Pour Anaïs, cette dynamique collective a un impact direct sur sa projection professionnelle : « Je ne cacherai pas mon handicap toute ma vie. Si j’ose affronter les choses ici, c’est un autre moyen psychologique d’accepter ce que j’ai. » Tom rappelle cependant que ce chemin reste progressif : « J’ai beaucoup rejeté mon handicap. Aujourd’hui je le rejette toujours. C’est le travail de toute une vie d’accepter ça ».

Au Grand Pitch, les participants travaillent le récit de façon accompagnée, structurée. Ce n’est pas une confession mais une prise de parole consciente, pensée pour être entendue. Nadia explique ce que ce travail change : « Les coachings nous permettent de transcender notre parole, et notre émotion, qu’on doit donner avec justesse, et pas quelque chose de ‘joué’, comme si un autre racontait notre vie ».
Cette justesse est essentielle aussi dans le monde du travail. Elle permet de sortir du registre de la justification ou de la plainte, pour entrer dans celui du dialogue et de la compréhension mutuelle. Cette posture est duplicable dans un processus de recrutement, et Pépites emploi coache également ses candidats avant de les présenter aux entreprises.
À mesure que la parole se pose, quelque chose se rééquilibre. Les candidats ne parlent plus seulement de ce qui les freine, mais de ce qu’ils apportent. Pour Nadia, il y a eu un déclic : “C’est mon histoire. Je peux être fière de mon parcours ». Pour Tom, « il faut arriver à s’aimer soi, avec ses défauts, physiques ou mentaux. Juste arriver à s’aimer soi. »
Anaïs ose dire aujourd’hui qu’elle est là, qu’elle mérite sa place et le respect. Et Romain résume ce que devient alors la parole : « C’est extraordinaire ce qu’on nous propose ici : allumer sa lumière pour la transmettre aux autres. »
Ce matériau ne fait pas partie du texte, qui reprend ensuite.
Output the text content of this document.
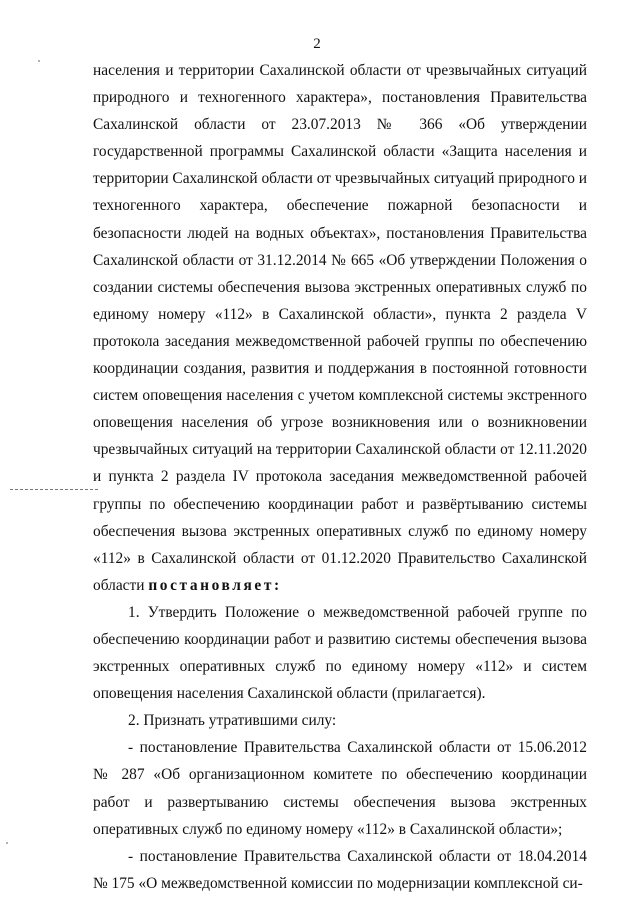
2

населения и территории Сахалинской области от чрезвычайных ситуаций природного и техногенного характера», постановления Правительства Сахалинской области от 23.07.2013 № 366 «Об утверждении государственной программы Сахалинской области «Защита населения и территории Сахалинской области от чрезвычайных ситуаций природного и техногенного характера, обеспечение пожарной безопасности и безопасности людей на водных объектах», постановления Правительства Сахалинской области от 31.12.2014 № 665 «Об утверждении Положения о создании системы обеспечения вызова экстренных оперативных служб по единому номеру «112» в Сахалинской области», пункта 2 раздела V протокола заседания межведомственной рабочей группы по обеспечению координации создания, развития и поддержания в постоянной готовности систем оповещения населения с учетом комплексной системы экстренного оповещения населения об угрозе возникновения или о возникновении чрезвычайных ситуаций на территории Сахалинской области от 12.11.2020 и пункта 2 раздела IV протокола заседания межведомственной рабочей группы по обеспечению координации работ и развёртыванию системы обеспечения вызова экстренных оперативных служб по единому номеру «112» в Сахалинской области от 01.12.2020 Правительство Сахалинской области постановляет:

1. Утвердить Положение о межведомственной рабочей группе по обеспечению координации работ и развитию системы обеспечения вызова экстренных оперативных служб по единому номеру «112» и систем оповещения населения Сахалинской области (прилагается).

2. Признать утратившими силу:

- постановление Правительства Сахалинской области от 15.06.2012 № 287 «Об организационном комитете по обеспечению координации работ и развертыванию системы обеспечения вызова экстренных оперативных служб по единому номеру «112» в Сахалинской области»;

- постановление Правительства Сахалинской области от 18.04.2014 № 175 «О межведомственной комиссии по модернизации комплексной си-
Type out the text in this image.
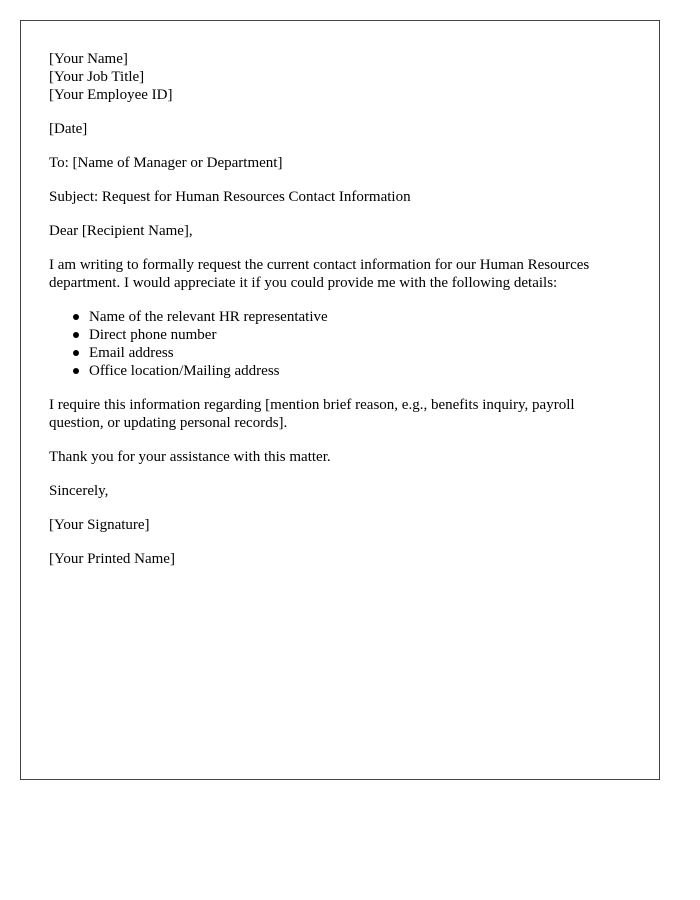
[Your Name]
[Your Job Title]
[Your Employee ID]
[Date]
To: [Name of Manager or Department]
Subject: Request for Human Resources Contact Information
Dear [Recipient Name],
I am writing to formally request the current contact information for our Human Resources
department. I would appreciate it if you could provide me with the following details:
Name of the relevant HR representative
Direct phone number
Email address
Office location/Mailing address
I require this information regarding [mention brief reason, e.g., benefits inquiry, payroll
question, or updating personal records].
Thank you for your assistance with this matter.
Sincerely,
[Your Signature]
[Your Printed Name]
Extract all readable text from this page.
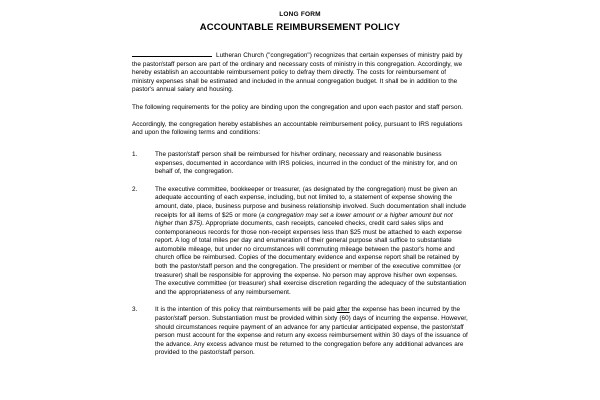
LONG FORM
ACCOUNTABLE REIMBURSEMENT POLICY

Lutheran Church ("congregation") recognizes that certain expenses of ministry paid by the pastor/staff person are part of the ordinary and necessary costs of ministry in this congregation. Accordingly, we hereby establish an accountable reimbursement policy to defray them directly. The costs for reimbursement of ministry expenses shall be estimated and included in the annual congregation budget. It shall be in addition to the pastor's annual salary and housing.

The following requirements for the policy are binding upon the congregation and upon each pastor and staff person.

Accordingly, the congregation hereby establishes an accountable reimbursement policy, pursuant to IRS regulations and upon the following terms and conditions:

1.	The pastor/staff person shall be reimbursed for his/her ordinary, necessary and reasonable business expenses, documented in accordance with IRS policies, incurred in the conduct of the ministry for, and on behalf of, the congregation.
2.	The executive committee, bookkeeper or treasurer, (as designated by the congregation) must be given an adequate accounting of each expense, including, but not limited to, a statement of expense showing the amount, date, place, business purpose and business relationship involved. Such documentation shall include receipts for all items of $25 or more (a congregation may set a lower amount or a higher amount but not higher than $75). Appropriate documents, cash receipts, canceled checks, credit card sales slips and contemporaneous records for those non-receipt expenses less than $25 must be attached to each expense report. A log of total miles per day and enumeration of their general purpose shall suffice to substantiate automobile mileage, but under no circumstances will commuting mileage between the pastor's home and church office be reimbursed. Copies of the documentary evidence and expense report shall be retained by both the pastor/staff person and the congregation. The president or member of the executive committee (or treasurer) shall be responsible for approving the expense. No person may approve his/her own expenses. The executive committee (or treasurer) shall exercise discretion regarding the adequacy of the substantiation and the appropriateness of any reimbursement.
3.	It is the intention of this policy that reimbursements will be paid after the expense has been incurred by the pastor/staff person. Substantiation must be provided within sixty (60) days of incurring the expense. However, should circumstances require payment of an advance for any particular anticipated expense, the pastor/staff person must account for the expense and return any excess reimbursement within 30 days of the issuance of the advance. Any excess advance must be returned to the congregation before any additional advances are provided to the pastor/staff person.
Le Grand Pitch propose aux entreprises une sensibilisation radicalement différente. À travers des témoignages incarnés, le handicap quitte le registre des idées abstraites. Il devient une réalité humaine, singulière et complexe ー mais pas compliquée. En écoutant ces parcours, les représentations se déplacent. Le handicap ne définit ni la compétence, ni l’engagement, ni la valeur professionnelle d’une personne.
Pour les équipes et les managers, ces prises de parole ouvrent un espace de dialogue rare. Elles donnent à voir ce qui facilite vraiment le travail au quotidien : la confiance, l’écoute, la possibilité d’exprimer ses besoins sans se justifier. En interne, Le Grand Pitch contribue ainsi à faire tomber les non-dits et à installer une culture plus mature du handicap, ancrée dans le réel.